Mercado de milho deve ter ritmo acomodado nos negócios no Brasil

112

     Porto Alegre, 16 de junho de 2021 – O mercado brasileiro de milho deve ter uma quarta-feira marcada por um ritmo acomodado nos negócios. Os consumidores seguem ausentes dos negócios, aguardando maiores movimentos de baixa nos preços, na espera do início da colheita da safrinha. No cenário internacional, a Bolsa de Chicago opera em alta, atenta ao clima nos Estados Unidos.

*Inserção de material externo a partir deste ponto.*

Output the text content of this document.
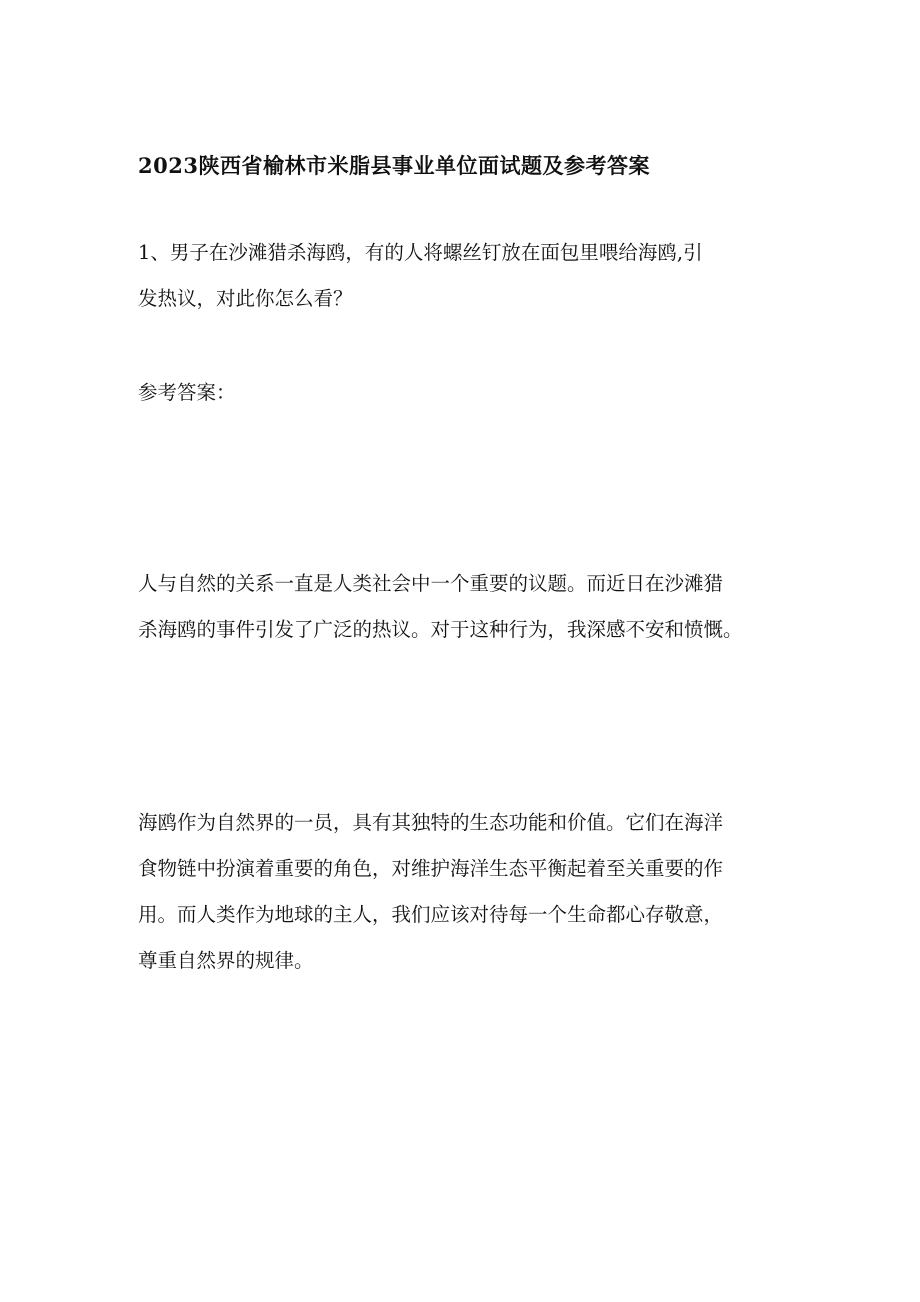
2023陕西省榆林市米脂县事业单位面试题及参考答案
1、男子在沙滩猎杀海鸥，有的人将螺丝钉放在面包里喂给海鸥,引
发热议，对此你怎么看？
参考答案：
人与自然的关系一直是人类社会中一个重要的议题。而近日在沙滩猎
杀海鸥的事件引发了广泛的热议。对于这种行为，我深感不安和愤慨。
海鸥作为自然界的一员，具有其独特的生态功能和价值。它们在海洋
食物链中扮演着重要的角色，对维护海洋生态平衡起着至关重要的作
用。而人类作为地球的主人，我们应该对待每一个生命都心存敬意，
尊重自然界的规律。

     Ontem (15), o mercado brasileiro de milho registrou preços mais baixos. Segundo o analista de SAFRAS & Mercado, Fernando Henrique Iglesias, os consumidores estão atuando de maneira bastante comedida no mercado durante a semana, apontando para um posicionamento confortável em seus estoques. “No que diz respeito ao volume ofertado é evidenciado avanços no decorrer da semana, com maior fixação no balcão das cooperativas. O resultado está na queda dos preços em diversos estados”, comenta.

     A baixa novamente do milho na Bolsa de Chicago contribuiu para pressionar as cotações do cereal nos portos e também no mercado doméstico ao produtor.

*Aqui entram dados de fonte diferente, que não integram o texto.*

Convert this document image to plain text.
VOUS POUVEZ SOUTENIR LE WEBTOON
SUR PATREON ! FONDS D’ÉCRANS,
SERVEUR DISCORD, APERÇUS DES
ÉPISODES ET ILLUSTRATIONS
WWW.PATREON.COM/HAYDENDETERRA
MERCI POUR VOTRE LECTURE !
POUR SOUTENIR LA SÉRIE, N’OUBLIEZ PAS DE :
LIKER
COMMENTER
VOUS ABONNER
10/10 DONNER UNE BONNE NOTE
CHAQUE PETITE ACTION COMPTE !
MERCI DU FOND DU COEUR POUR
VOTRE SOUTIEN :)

     No Porto de Santos, o preço ficou na faixa de R$ 80,00 a R$ 90,00 a saca (CIF). Já no Porto de Paranaguá, cotação entre R$ 78,00/88,00.

     No Paraná, a cotação ficou em R$ 90,00/94,00 a saca em Cascavel. Em São Paulo, preço de R$ 88,00/92,00 na Mogiana. Em Campinas CIF, preço de R$ 91,00/93,00 a saca.

     No Rio Grande do Sul, preço ficou em R$ 93,00/96,00 a saca em Erechim. Em Minas Gerais, preço em R$ 92,00/94,00 a saca em Uberlândia. Em Goiás, preço esteve em R$ 84,00/R$ 86,00 a saca em Rio Verde – CIF. No Mato Grosso, preço ficou a R$ 77,00/80,00 a saca em Rondonópolis.

CHICAGO

* Os contratos com entrega em julho de 2021 operam com ganho de 8,50 centavos em relação ao fechamento anterior, ou 1,27%, cotada a US$ 6,76 por bushel.

* Em sessão volátil, o mercado é sustentado, segundo a Reuters, pelos temores de redução no potencial produtivo nos Estados Unidos.

* Ontem (15), os contratos de milho com entrega em julho/21 fecharam a US$ 6,67 1/2, alta de 8,25 centavos de dólar, ou 1,25%, em relação ao fechamento anterior. Os demais contratos recuaram.

CÂMBIO

* O dólar comercial registra baixa de 0,01% a R$ 5,041. O Dollar Index registra perda de 0,03% a 90,51 pontos.

INDICADORES FINANCEIROS

* As principais bolsas da Ásia encerraram em baixa. Xangai, -1,07%. Tóquio, -0,51%.

* As principais bolsas na Europa registram índices firmes. Paris, +0,06%. Londres, +0,04%

* O petróleo opera em alta. Julho do WTI em NY: US$ 72,34 o barril (+0,3%).

AGENDA

– A posição dos estoques de petróleo dos EUA até sexta-feira da semana passada será publicada às 11h30min pelo Departamento de Energia (DoE).

– EUA: A decisão de política monetária de junho será publicada às 15h pelo Federal Reserve.

– Decisão sobre a taxa Selic – Copom/BC, após o fechamento do mercado.

—–Quinta-feira (17/06)

– Eurozona: A leitura final do índice de preços ao consumidor de maio será publicada às 6h pela Eurostat.

– Exportações semanais de grãos dos EUA – USDA, 9h30min.

– Dados de desenvolvimento das lavouras argentinas – Bolsa de Cereais de Buenos Aires, 15hs.

– Dados das lavouras no Rio Grande do Sul – Emater, na parte da tarde.

—–Sexta-feira (18/06)

– Japão: O índice de preços ao consumidor de maio será publicado na noite anterior pelo Ministério de Assuntos Internos e Comunicação.

– Japão: A decisão de política monetária será publicada na madrugada pelo Banco do Japão.

– Alemanha: O índice de preços ao produtor de maio será publicado às 3h pelo Destatis.

– Atualização da evolução das lavouras argentinas – Ministério da Agricultura, na parte da manhã.

– Dados de desenvolvimento das lavouras do Mato Grosso – IMEA, na parte da tarde.